1. Field of the Invention
The invention relates generally to the field of microelectronic fabrication. More particularly, the invention relates to a technique of optimizing the throughput, reliability, and quality of microelectronic fabrication by synchronizing the individual processing and transportation mechanisms within a fabrication system.
2. Discussion of the Related Art
In the process of manufacturing a semiconductor device such as an integrated circuit, numerous steps of micro-fabrication are performed to form a device. These steps are performed serially on the individual items of manufacture in individual modules; the items of manufacture are transferred between modules by transport mechanisms such as robots. In order to achieve desirable throughput, reliability, and fabrication quality, several conditions must be met:
1) The delivery and removal of the substrate to and from the process modules, as well as the transportation of the wafer between modules, must be accomplished in a timely manner. This timely delivery and removal of substrate is achieved when the flow of substrate is maintained in a periodic and synchronized manner. If periodicity and synchronization are not maintained, the process results will be inconsistent from substrate to substrate, and the expected throughput may be reduced.
2) It is desirable to transport the substrate in similar process flow paths to avoid inconsistency in process results due to variations in the process history of the substrates.
3) It is imperative to ensure that the articles of manufacture do not spend any pre-process or post-process time idling in modules where critical processes are performed. The addition of pre-process or post-process time in these modules degrades not only the throughput but also the process results. For example, in an IC fabrication system, if a substrate is not immediately transferred from the spin coat module to a bake module to thermally cure a photo-resist film layer, the resulting film thickness will be unpredictable. If it is impossible to totally eliminate pre-process and/or post-process times, they should be rendered as brief as possible, and any variations in these times cannot be allowed.
The inability to meet any or all of the above conditions come from the failure to resolve transport conflicts. Conflicts are situations wherein separate modules demand a robot within a time span insufficient for the robot to service these modules
One conventional solution to the concerns listed above is the addition of extra process modules and transportation resources. However, the size limitations and geometrical constraints of a track system limit the possibility of resolving the above difficulties by adding additional process modules or transportation resources.
The addition of dedicated transfer arms to transfer substrates between adjacent modules (hereinafter called Inter Bay Transfer Arms, or IBTAs) is another method used to improve throughput and eliminate some of the pre-process and/or post-process times. However, the addition of IBTAs also has serious drawbacks. Dedicated transfer arms complicate the tool and increase its cost, constrain the position of the modules, and cannot be used everywhere in the tool. As a result, the tasks of managing the substrate flow in the track system while maintaining both high throughput and quality and resolving all transport conflicts become unmanageable.

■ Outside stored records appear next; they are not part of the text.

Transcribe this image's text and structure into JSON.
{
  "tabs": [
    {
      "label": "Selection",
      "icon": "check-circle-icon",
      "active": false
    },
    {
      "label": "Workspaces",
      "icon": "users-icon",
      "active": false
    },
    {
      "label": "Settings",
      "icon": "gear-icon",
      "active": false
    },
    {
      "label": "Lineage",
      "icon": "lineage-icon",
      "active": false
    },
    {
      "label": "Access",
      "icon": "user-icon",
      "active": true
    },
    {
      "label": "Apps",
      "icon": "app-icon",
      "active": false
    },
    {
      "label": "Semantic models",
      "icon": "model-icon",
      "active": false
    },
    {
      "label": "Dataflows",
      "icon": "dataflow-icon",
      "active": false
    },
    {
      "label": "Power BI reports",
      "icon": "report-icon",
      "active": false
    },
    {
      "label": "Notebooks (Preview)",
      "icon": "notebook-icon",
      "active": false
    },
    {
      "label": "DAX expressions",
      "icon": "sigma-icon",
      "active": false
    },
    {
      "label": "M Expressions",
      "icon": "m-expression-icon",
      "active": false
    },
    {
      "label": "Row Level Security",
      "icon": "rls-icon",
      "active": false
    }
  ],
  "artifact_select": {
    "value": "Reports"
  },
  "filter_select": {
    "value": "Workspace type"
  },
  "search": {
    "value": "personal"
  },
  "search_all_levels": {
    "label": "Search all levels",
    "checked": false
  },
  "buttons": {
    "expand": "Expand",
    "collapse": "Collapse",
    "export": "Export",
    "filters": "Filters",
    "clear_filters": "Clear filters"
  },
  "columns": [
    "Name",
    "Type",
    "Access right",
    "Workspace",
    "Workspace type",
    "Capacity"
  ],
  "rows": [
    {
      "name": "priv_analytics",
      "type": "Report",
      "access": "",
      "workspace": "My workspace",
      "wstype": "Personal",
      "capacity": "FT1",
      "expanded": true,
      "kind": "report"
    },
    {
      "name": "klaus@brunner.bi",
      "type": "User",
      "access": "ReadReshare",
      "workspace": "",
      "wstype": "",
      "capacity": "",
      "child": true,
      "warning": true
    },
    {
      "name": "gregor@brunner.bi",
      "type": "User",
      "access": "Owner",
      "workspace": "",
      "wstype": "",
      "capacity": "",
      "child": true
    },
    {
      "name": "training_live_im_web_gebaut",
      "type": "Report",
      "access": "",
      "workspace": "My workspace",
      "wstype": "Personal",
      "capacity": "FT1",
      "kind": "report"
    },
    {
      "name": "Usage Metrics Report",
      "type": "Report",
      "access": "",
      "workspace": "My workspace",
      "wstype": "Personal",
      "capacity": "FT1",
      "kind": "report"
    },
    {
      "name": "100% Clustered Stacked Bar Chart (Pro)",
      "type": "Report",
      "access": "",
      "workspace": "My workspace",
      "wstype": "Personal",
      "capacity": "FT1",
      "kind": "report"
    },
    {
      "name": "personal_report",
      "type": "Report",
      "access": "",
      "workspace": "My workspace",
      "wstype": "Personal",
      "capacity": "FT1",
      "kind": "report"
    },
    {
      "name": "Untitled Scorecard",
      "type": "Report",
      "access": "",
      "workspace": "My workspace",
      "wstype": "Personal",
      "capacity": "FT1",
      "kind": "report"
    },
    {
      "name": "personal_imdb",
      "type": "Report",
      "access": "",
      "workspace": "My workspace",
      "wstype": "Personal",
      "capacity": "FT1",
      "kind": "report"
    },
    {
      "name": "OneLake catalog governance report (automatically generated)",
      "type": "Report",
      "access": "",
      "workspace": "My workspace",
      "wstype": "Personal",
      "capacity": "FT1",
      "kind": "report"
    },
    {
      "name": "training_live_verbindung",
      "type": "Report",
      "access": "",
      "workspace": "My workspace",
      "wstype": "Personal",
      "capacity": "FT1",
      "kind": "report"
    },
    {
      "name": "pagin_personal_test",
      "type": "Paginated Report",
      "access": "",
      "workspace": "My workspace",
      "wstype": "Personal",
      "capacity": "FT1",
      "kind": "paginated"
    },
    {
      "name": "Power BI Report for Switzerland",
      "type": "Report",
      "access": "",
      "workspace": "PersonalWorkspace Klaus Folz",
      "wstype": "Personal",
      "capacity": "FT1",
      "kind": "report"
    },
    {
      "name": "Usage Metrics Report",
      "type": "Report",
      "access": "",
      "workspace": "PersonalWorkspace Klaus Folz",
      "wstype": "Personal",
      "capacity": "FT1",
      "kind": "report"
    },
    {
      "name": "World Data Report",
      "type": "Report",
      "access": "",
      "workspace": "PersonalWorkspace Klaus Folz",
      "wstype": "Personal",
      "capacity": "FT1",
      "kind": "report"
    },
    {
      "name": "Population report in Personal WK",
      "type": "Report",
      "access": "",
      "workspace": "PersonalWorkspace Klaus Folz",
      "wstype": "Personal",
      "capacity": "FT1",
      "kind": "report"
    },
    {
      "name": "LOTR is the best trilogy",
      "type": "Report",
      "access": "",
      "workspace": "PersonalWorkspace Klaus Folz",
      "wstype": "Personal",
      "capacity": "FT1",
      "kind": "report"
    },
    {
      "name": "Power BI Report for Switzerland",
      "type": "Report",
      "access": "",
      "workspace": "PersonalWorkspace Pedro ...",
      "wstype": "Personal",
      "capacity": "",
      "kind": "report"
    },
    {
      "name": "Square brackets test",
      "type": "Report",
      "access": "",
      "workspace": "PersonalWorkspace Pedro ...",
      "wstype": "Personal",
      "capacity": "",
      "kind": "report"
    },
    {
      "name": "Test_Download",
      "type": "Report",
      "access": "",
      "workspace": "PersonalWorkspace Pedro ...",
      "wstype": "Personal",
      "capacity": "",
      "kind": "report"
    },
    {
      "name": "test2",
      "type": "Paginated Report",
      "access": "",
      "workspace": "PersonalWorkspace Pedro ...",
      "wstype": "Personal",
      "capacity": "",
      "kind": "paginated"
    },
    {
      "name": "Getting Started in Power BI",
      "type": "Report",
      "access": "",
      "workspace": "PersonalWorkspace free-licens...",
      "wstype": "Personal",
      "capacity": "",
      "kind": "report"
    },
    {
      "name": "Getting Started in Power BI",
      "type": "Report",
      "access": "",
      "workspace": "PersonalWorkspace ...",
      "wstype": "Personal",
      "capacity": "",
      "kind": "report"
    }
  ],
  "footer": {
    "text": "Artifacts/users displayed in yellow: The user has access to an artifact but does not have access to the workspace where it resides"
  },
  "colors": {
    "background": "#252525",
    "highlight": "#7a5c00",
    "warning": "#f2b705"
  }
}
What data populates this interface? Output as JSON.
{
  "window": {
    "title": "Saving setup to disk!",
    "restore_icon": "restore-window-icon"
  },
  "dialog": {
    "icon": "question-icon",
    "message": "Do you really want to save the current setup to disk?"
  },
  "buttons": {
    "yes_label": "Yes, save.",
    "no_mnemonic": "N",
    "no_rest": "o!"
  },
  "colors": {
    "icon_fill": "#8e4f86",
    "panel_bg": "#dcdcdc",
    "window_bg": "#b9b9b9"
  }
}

Another conventional solution is to assign a set of substrate transport priority rules. Prior to any robot move, the control system, also referred to as the software scheduler, verifies the status of substrates in different modules and makes transfer priority decisions based on these rules. However, to achieve high throughputs, the scheduler may generate undesirable, unpredictable and variable pre-process and post-process times in critical modules, and the substrates may also be forced to follow different flow paths to complete their process cycle.
Heretofore, the requirements of conflict resolution, synchronization, quality, and path consistency referred to above have not been fully met. What is needed is a solution that simultaneously addresses all of these requirements.
A primary goal of the invention is to provide a synchronized substrate-transporting algorithm that resolves any possible flow conflicts and thereby improves the performance and the throughput of a track system.
Another primary goal of the invention is to provide an algorithm that determines the optimal allocation of transportation resources for balancing the load amongst transport mechanisms.
Another primary goal of the invention is to enable flexible synchronization of the fabrication system, ensuring that substrate processing and transportation occur at regular, predictable intervals without diminishing the throughput.
In accordance with these goals, there is a particular need for an algorithm that synchronizes the fabrication system, so that each process or substrate transportation always occurs at precise point in the interval. Thus, it is rendered possible to simultaneously satisfy the above-discussed requirements of conflict resolution, synchronization, optimized throughput, and wafer quality, which, in the case of the prior art, are mutually contradicting and are not simultaneously satisfied.
A first aspect of the invention is implemented in an embodiment that is based on an algebraic transformation. A second aspect of the invention is implemented in an embodiment that is based on a genetic algorithm.
These, and other, goals and aspects of the invention will be better appreciated and understood when considered in conjunction with the following description and the accompanying drawings. It should be understood, however, that the following description, while indicating preferred embodiments of the invention and numerous specific details thereof, is given by way of illustration and not of limitation. Many changes and modifications may be made within the scope of the invention without departing from the spirit thereof, and the invention includes all such modifications.